Closed embray closed 4 years ago
Thanks for looking into this.
Sadly, I don't have access to any windows system, so I never tested Sirocco there.
As you say, Sirocco does numerical aproximations of the movements of roots of a polynomial, but carefully testing that the step is small enough to guarantee the correctness. So it is indeed very sensitive to all the small subtleties of floating point computing.
For example, we discovered when we moved to autotools that the optimization flag -O2 can actually go against performance (and maybe even correctness) , so we had to make sure that it was compiled with no optimization options. Maybe the problem you are detecting on windows is related to that?
I just tested under a linux box disabling the tweek we did to prevent the compiler optimization and I get the same error as you point, so it really looks that is the cuplrit.
In particular, the only line I had to modify is this one:
: ${CXXFLAGS=-O0 -g}
In the configure.ac
file [1]
Maybe that kind of autotools behaviour is platform-dependent?
[1] https://github.com/miguelmarco/SIROCCO2/blob/master/configure.ac#L4
P.S. I noticed that you forked the old sirocco repo. The one we are using here is the version 2 one: https://github.com/miguelmarco/SIROCCO2
That's for the note about -O0
. I have another ticket #29149 where I'm fixing building sirocco on Cygwin (though I haven't posted the patch yet). In particular I had to remove CXXFLAGS=-O0
to even get it to build, because otherwise I had problems during linking with some templates; I'm not exactly sure why but it seems like they were being overspecialized, in such a way that resulted in multiple definitions for some functions. Removing -O0
fixed it because then the compiler would optimize out unused specializations, but there is probably a better solution.

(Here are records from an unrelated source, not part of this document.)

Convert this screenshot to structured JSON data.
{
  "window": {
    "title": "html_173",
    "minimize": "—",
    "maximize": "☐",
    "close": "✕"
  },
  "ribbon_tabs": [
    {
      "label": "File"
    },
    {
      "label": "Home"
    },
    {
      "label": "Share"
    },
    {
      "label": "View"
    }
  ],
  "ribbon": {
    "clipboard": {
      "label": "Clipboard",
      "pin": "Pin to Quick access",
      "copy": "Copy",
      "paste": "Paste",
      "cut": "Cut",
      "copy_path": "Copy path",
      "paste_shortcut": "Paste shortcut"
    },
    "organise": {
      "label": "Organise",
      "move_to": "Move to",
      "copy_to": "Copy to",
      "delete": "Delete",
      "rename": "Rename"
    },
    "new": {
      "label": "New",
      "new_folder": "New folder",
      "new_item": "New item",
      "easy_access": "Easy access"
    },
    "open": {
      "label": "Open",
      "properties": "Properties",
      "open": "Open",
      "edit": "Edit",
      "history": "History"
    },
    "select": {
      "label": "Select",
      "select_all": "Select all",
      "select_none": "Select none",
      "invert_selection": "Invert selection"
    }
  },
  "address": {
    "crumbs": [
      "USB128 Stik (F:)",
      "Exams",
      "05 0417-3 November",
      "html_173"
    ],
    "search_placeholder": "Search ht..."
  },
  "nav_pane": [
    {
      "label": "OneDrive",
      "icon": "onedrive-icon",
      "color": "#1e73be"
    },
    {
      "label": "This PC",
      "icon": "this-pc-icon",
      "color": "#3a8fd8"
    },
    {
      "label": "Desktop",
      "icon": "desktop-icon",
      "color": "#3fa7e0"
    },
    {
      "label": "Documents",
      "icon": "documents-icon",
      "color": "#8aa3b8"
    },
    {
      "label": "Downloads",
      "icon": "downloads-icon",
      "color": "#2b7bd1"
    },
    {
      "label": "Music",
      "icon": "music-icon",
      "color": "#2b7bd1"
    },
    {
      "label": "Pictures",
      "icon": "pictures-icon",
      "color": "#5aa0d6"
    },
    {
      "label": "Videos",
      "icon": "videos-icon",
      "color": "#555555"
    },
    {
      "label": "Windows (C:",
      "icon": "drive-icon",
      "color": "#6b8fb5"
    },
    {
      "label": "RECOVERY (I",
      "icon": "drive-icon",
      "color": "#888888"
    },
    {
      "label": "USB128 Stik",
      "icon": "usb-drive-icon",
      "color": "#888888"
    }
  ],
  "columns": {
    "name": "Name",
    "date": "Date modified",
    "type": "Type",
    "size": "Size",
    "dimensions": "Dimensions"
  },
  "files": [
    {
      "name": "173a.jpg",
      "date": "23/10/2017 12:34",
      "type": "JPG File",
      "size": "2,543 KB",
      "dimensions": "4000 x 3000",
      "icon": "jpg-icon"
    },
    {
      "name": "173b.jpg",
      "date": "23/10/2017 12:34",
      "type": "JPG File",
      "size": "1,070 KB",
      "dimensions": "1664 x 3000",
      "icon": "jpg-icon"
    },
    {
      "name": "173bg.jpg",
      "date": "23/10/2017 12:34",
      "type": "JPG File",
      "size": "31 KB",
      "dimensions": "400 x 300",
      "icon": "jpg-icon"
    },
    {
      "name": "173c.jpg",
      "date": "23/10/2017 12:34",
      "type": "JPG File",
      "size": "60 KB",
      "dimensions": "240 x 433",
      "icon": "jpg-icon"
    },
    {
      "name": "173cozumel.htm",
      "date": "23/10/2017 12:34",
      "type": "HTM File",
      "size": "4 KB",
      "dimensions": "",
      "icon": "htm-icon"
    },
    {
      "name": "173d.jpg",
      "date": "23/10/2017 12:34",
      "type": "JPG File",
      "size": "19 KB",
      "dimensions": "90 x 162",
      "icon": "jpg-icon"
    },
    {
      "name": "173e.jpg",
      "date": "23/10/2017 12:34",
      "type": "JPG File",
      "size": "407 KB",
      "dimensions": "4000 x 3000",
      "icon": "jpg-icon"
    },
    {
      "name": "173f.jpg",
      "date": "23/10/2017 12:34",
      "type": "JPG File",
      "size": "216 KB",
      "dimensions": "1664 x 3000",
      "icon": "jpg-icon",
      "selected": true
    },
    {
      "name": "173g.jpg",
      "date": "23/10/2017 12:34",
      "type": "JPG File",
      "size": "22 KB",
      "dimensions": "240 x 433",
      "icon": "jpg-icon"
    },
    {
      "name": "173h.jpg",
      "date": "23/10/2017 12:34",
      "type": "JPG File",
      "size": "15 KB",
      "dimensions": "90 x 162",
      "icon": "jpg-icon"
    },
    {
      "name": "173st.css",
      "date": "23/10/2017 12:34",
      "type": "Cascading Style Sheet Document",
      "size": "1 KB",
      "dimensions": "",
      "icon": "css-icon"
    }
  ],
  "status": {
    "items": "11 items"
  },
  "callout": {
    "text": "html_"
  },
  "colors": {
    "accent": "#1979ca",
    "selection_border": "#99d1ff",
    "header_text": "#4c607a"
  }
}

As you say, this is likely the culprit.
Replying to @miguelmarco:
P.S. I noticed that you forked the old sirocco repo. The one we are using here is the version 2 one: https://github.com/miguelmarco/SIROCCO2
I see. When I noticed that my copy was not 2.0 I updated my fork of the repo to 2.0 as well, so I can confirm that I am building the correct version at least.
Replying to @miguelmarco:
For example, we discovered when we moved to autotools that the optimization flag -O2 can actually go against performance (and maybe even correctness) , so we had to make sure that it was compiled with no optimization options. Maybe the problem you are detecting on windows is related to that?
Did you ever figure out what specific optimizations were hurting performance and/or correctness, and where those optimizations were occurring? Because disabling all optimizations is a blunt hammer and probably hurts performance in other cases. I know figuring that out can be tricky of course, but I have to ask.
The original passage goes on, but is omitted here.